We’re celebrating National Poetry Day with this ode about soil, which we commissioned for the Royal Society Summer Exhibition 2018.

Soil: our buried treasure

by Anthony Anaxagorou

 

How must it feel to be at the bottom of the world,

To be marked and stomped by the galloping herd,

To be neglected and abused for all this time,

What does our thanks look like to you?

You, who birthed the food which fills us,

Stores away the carbon of harm,

You, who give our walk strength, make the entire ground possible,

And yet here we are.

Eroding you, treating you like dirt, pushing you further into an exhausted bruise.

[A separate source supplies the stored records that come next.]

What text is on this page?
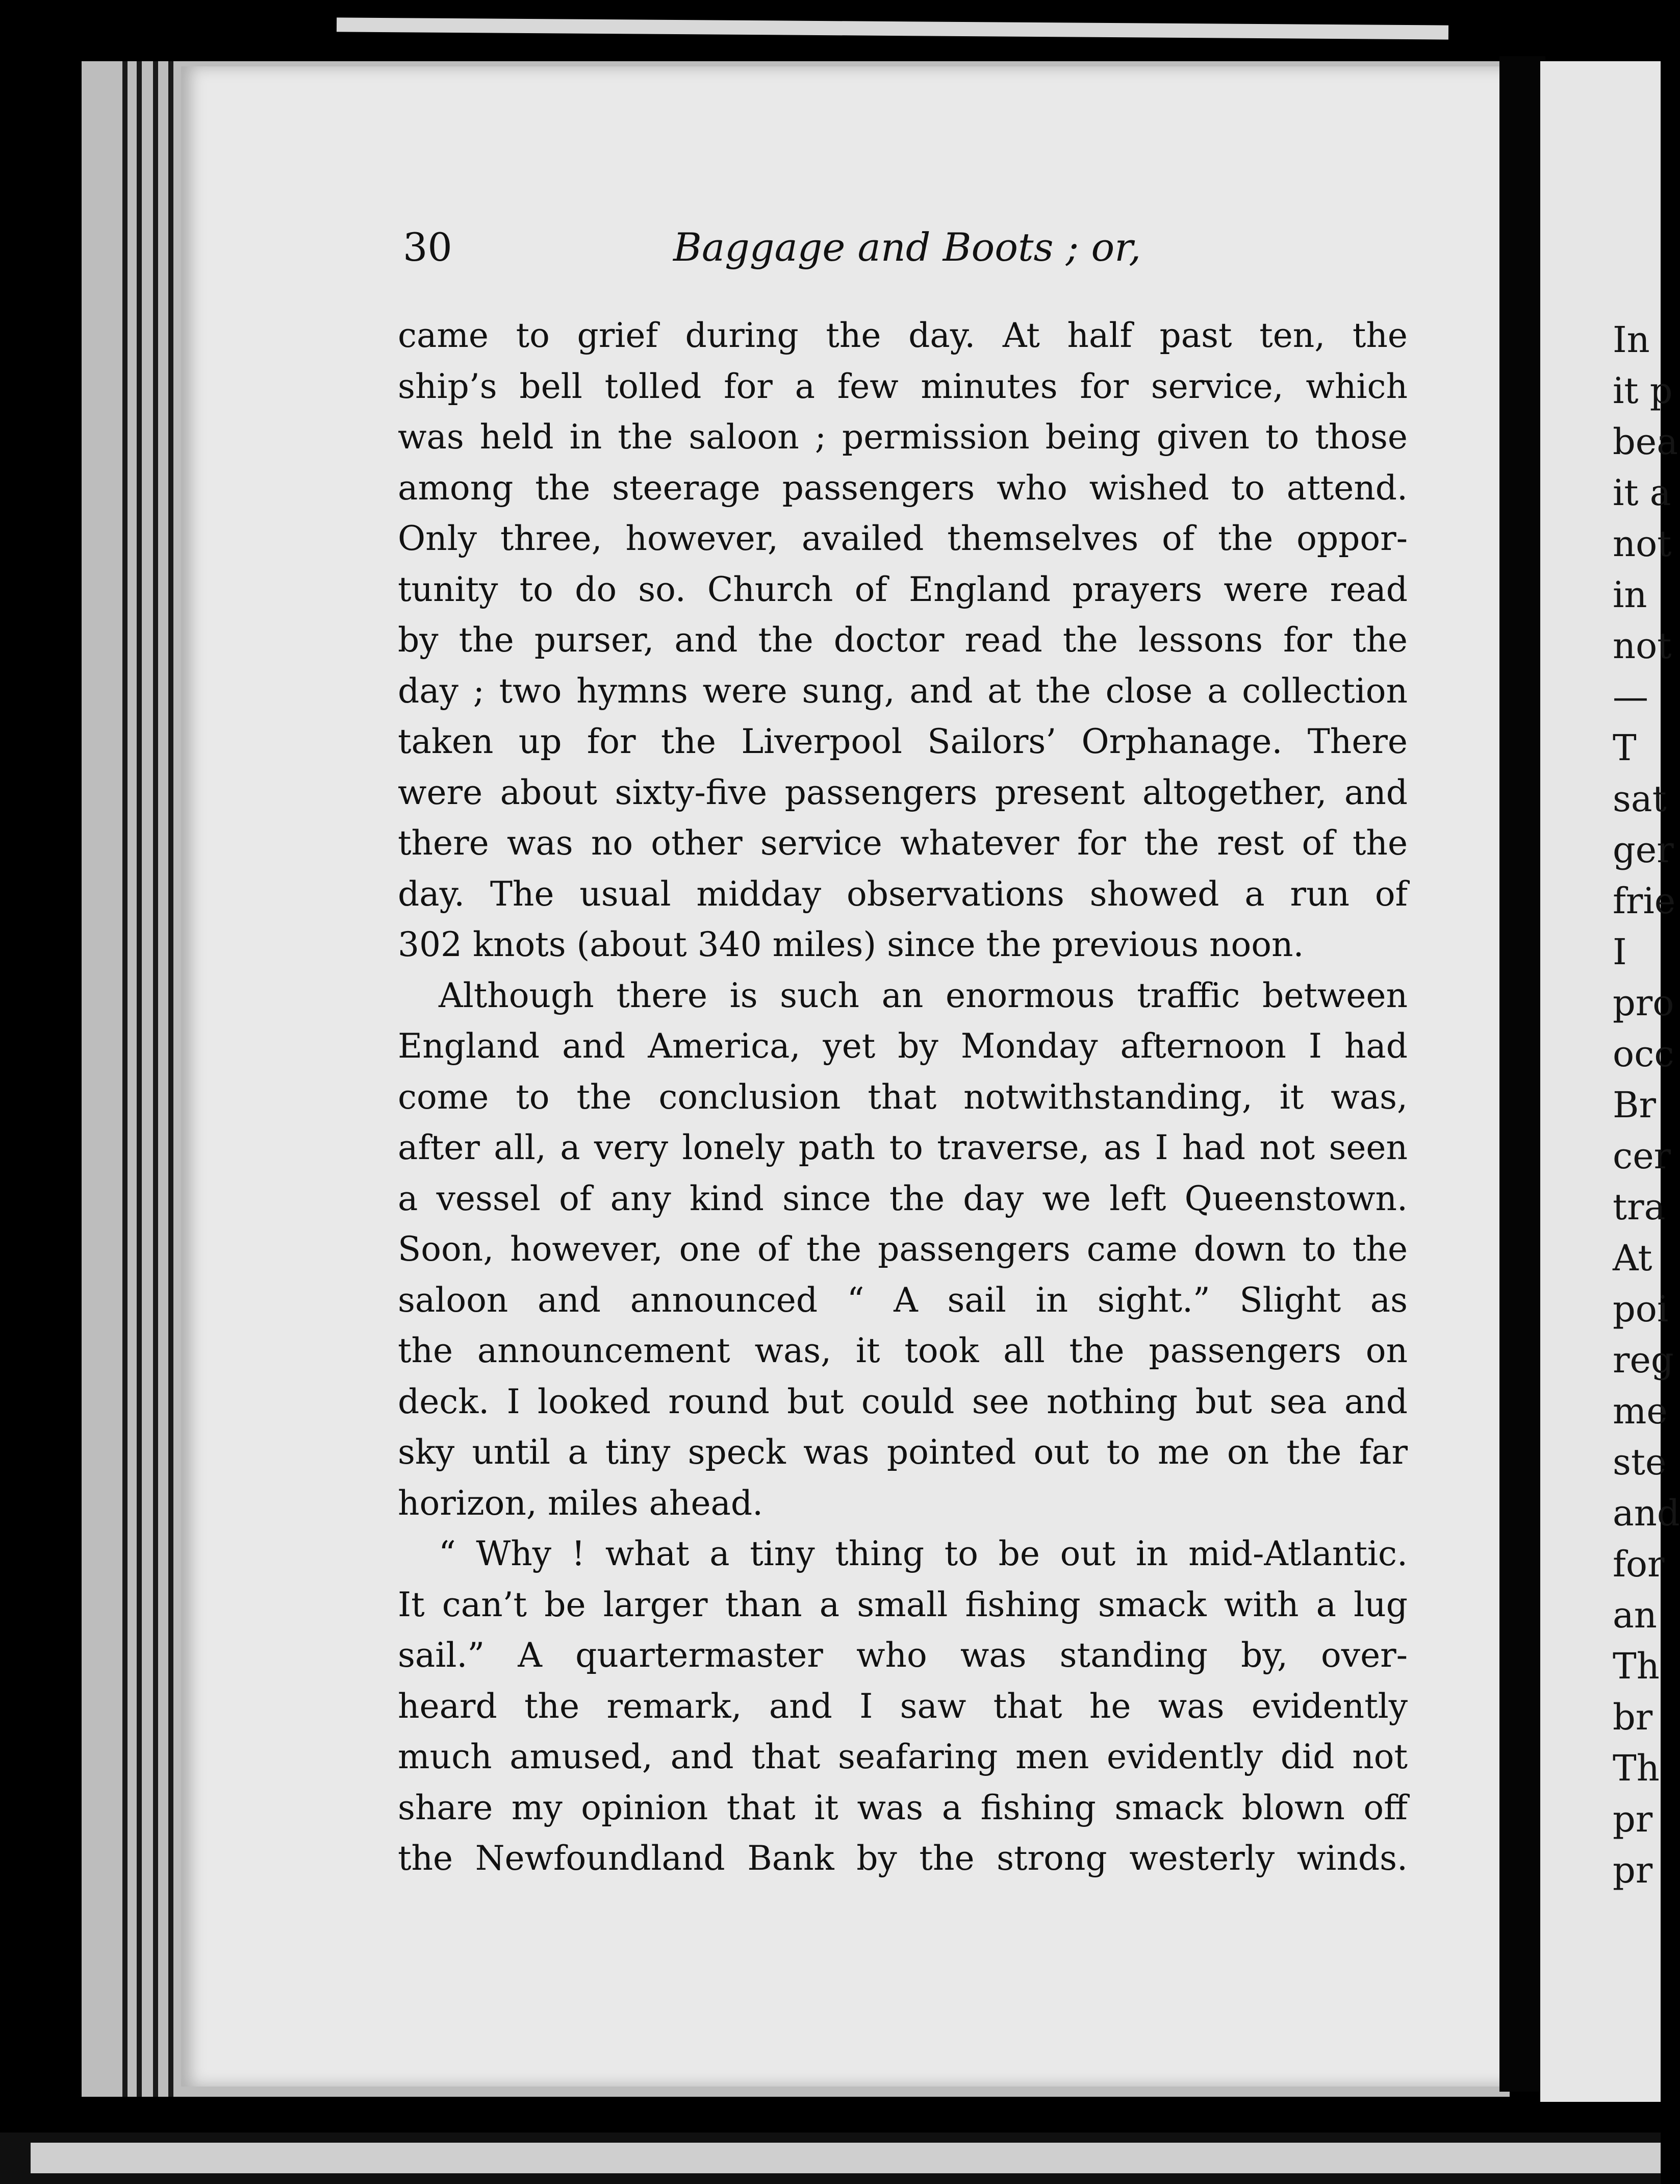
In
it p
bea
it a
not
in
not
—
T
sat
ger
frie
I
pro
occ
Br
cer
tra
At
poi
reg
me
ste
and
for
an
Th
br
Th
pr
pr
30	Baggage and Boots ; or,
came to grief during the day. At half past ten, the
ship’s bell tolled for a few minutes for service, which
was held in the saloon ; permission being given to those
among the steerage passengers who wished to attend.
Only three, however, availed themselves of the oppor-
tunity to do so. Church of England prayers were read
by the purser, and the doctor read the lessons for the
day ; two hymns were sung, and at the close a collection
taken up for the Liverpool Sailors’ Orphanage. There
were about sixty-five passengers present altogether, and
there was no other service whatever for the rest of the
day. The usual midday observations showed a run of
302 knots (about 340 miles) since the previous noon.
Although there is such an enormous traffic between
England and America, yet by Monday afternoon I had
come to the conclusion that notwithstanding, it was,
after all, a very lonely path to traverse, as I had not seen
a vessel of any kind since the day we left Queenstown.
Soon, however, one of the passengers came down to the
saloon and announced “ A sail in sight.” Slight as
the announcement was, it took all the passengers on
deck. I looked round but could see nothing but sea and
sky until a tiny speck was pointed out to me on the far
horizon, miles ahead.
“ Why ! what a tiny thing to be out in mid-Atlantic.
It can’t be larger than a small fishing smack with a lug
sail.” A quartermaster who was standing by, over-
heard the remark, and I saw that he was evidently
much amused, and that seafaring men evidently did not
share my opinion that it was a fishing smack blown off
the Newfoundland Bank by the strong westerly winds.
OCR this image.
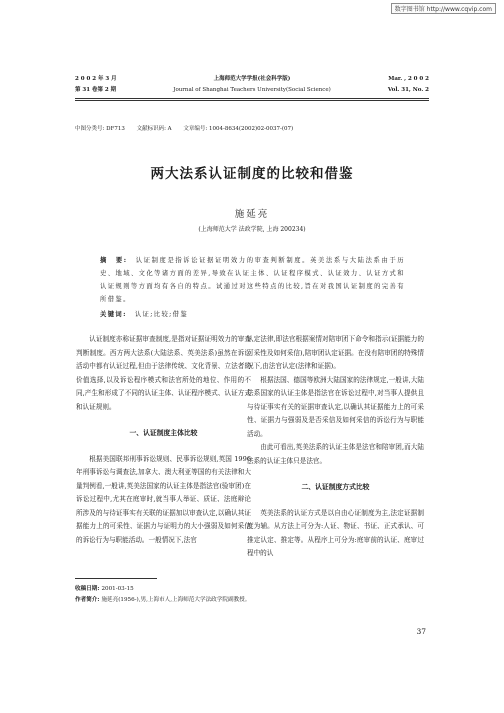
数字图书馆 http://www.cqvip.com
2 0 0 2 年 3 月	上海师范大学学报(社会科学版)	Mar. , 2 0 0 2
第 31 卷第 2 期	Journal of Shanghai Teachers University(Social Science)	Vol. 31, No. 2
中图分类号: DF713 文献标识码: A 文章编号: 1004-8634(2002)02-0037-(07)
两大法系认证制度的比较和借鉴
施延亮
(上海师范大学 法政学院, 上海 200234)
摘　要: 认证制度是指诉讼证据证明效力的审查判断制度。英美法系与大陆法系由于历史、地域、文化等诸方面的差异,导致在认证主体、认证程序模式、认证效力、认证方式和认证规则等方面均有各自的特点。试通过对这些特点的比较,旨在对我国认证制度的完善有所借鉴。
关键词: 认证;比较;借鉴

认证制度亦称证据审查制度,是指对证据证明效力的审查判断制度。西方两大法系(大陆法系、英美法系)虽然在诉讼活动中都有认证过程,但由于法律传统、文化背景、立法者的价值选择,以及诉讼程序模式和法官所处的地位、作用的不同,产生和形成了不同的认证主体、认证程序模式、认证方式和认证规则。

一、认证制度主体比较

根据美国联邦刑事诉讼规则、民事诉讼规则,英国 1996 年刑事诉讼与调查法,加拿大、澳大利亚等国的有关法律和大量判例看,一般讲,英美法国家的认证主体是指法官(验审团)在诉讼过程中,尤其在庭审时,就当事人举证、质证、法庭辩论所涉及的与待证事实有关联的证据加以审查认定,以确认其证据能力上的可采性、证据力与证明力的大小强弱及如何采信的诉讼行为与职能活动。一般情况下,法官

认定法律,即法官根据案情对陪审团下命令和指示(证据能力的可采性及如何采信),陪审团认定证据。在没有陪审团的特殊情况下,由法官认定(法律和证据)。

根据法国、德国等欧洲大陆国家的法律规定,一般讲,大陆法系国家的认证主体是指法官在诉讼过程中,对当事人提供且与待证事实有关的证据审查认定,以确认其证据能力上的可采性、证据力与强弱及是否采信及如何采信的诉讼行为与职能活动。

由此可看出,英美法系的认证主体是法官和陪审团,而大陆法系的认证主体只是法官。

二、认证制度方式比较

英美法系的认证方式是以自由心证制度为主,法定证据制度为辅。从方法上可分为:人证、物证、书证、正式承认、可推定认定、推定等。从程序上可分为:庭审前的认证、庭审过程中的认

收稿日期: 2001-03-15
作者简介: 施延亮(1956-),男,上海市人,上海师范大学法政学院副教授。
37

We dump the burden of our cities on your back,

Fill more of our money temples around the beat of your heart,

So perhaps now would be the right time to stop and walk with you, learning more about your ways.

Preserving your wonder,

Hoisting you up from beneath our feet and into our sights,

Celebrating the million ways you work,

Allowing all of human existence to thrive,

The tiny miracles you perform each day and each night,

Like how in a single teaspoon of soil exist more microorganisms than people alive.

 

The University of Reading commissioned this poem as part of a series of activities on soil science at the Royal Society Summer Exhibition 2018 . You can find out more about what our scientists got up to at the exhibition in this blog post.

The Soil Security Programme is a UKRI-funded programme led by the University of Reading which has fifteen projects spanning seventeen UK research institutions. Its aim is to fundamentally understand how soil functions and how it adapts to land use and climate change. A key part of the programme is deliver this evidence base at a scale that is useful to both policy and commercial decision makers.